Solo andando alla radice ideologica puoi riuscire a modificare una identità politica.
Oggi, il giorno dopo delle celebrazioni del 7 ottobre ci rendiamo conto che la pace è ancora lontana. Netanyahu qualche settimana fa a New York ha sfidato l’ONU additandolo “palude antisemita”.
Dimentica che proprio l’ONU aveva promosso 80 anni fa lo Stato di Israele, che lo ha a più riprese difeso, inviando i caschi blu, ancora presenti in diverse postazioni a nord con il Libano e a Gerusalemme
E sicuro delle sue affermazioni, Bibi, uscito dal palazzo di vetro, ha dato l’ordine di un nuovo attacco su Beirut. Ma ha fatto molto di più di lanciare missili e bombe: è andato a elidere il potere dell’ONU limitandone il ruolo da mero spettatore e neanche tanto gradito.
Nessun contatto, quindi, nessun dialogo, nessuna forma di compromesso
Si va avanti nel conflitto e si procede spediti a un faccia a faccia con l’Iran. La diplomazia è sparita, nel baratro, fra lo smarrimento e lo sconcerto generalizzato.
Bibi ha già dichiarato che non si fermerà, ma anzi, riafferma il ruolo di Israele nelle “sua guerra di civiltà per difendere l’Occidente”. Non si chiede neanche se l’Occidente vuole essere difesa con questa guerra cruenta, oppure procedere con altre modalità che non prevedano quello di pagare il prezzo, umano e morale, che il leader di Israele sta imponendo al Mondo.

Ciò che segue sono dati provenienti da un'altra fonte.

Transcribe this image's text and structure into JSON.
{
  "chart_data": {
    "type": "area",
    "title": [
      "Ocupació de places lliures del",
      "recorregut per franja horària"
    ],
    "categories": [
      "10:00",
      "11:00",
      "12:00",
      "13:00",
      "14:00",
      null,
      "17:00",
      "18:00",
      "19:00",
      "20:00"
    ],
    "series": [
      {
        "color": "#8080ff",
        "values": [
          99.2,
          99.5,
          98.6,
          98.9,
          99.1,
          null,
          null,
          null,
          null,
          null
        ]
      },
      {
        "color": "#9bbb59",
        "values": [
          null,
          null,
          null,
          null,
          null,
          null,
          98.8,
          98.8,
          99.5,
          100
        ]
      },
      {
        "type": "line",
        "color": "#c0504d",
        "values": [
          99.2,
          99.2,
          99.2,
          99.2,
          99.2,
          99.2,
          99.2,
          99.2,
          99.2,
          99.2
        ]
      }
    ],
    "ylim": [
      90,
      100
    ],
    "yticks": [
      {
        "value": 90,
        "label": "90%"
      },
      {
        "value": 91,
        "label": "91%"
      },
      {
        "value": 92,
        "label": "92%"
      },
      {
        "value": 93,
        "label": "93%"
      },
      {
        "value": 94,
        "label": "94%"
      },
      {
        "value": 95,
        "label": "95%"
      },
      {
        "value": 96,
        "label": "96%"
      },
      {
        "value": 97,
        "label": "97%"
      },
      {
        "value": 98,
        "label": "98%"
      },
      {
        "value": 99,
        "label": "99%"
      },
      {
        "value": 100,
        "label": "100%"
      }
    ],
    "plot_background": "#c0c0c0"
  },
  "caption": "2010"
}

La feroce reazione di Israele, in realtà, sta scavando un solco tra Medio Oriente e Occidente, che difficilmente potrà essere ricolmato.
Un danno che coinvolge Paesi, Stati, Nazioni ma anche le grandi organizzazioni internazionali come l’ONU, nate per sostenere la pace che si trovano esautorate da qualsiasi potere
Meri scheletri vuoti della diplomazia internazionale.
Israele e i suoi sostenitori respingono qualsiasi critica al Governo, accusando tutto e tutti di antisemitismo, anche chi antisemita non lo è mai stato. Diventa antisemita chiunque cerchi di far comprendere che un conflitto in grande scala non porta giovamento a nessuno, all’Occidente, come all’Oriente, al Sud, come al Nord.
A Bibi hanno fatto presente ciò all’ONU e gli è stato puntualizzato dagli Stati Uniti, ad oggi il maggiore alleato di Israele. Ma niente.
Basta guerra, è necessario intervenire per la pace
Anche se questo significa sacrificare parte della propria sovranità o del proprio territorio. Questo chiede la comunità internazionale dopo il primo anniversario di guerra. Con buona pace dell’Iran e di Netanyahu.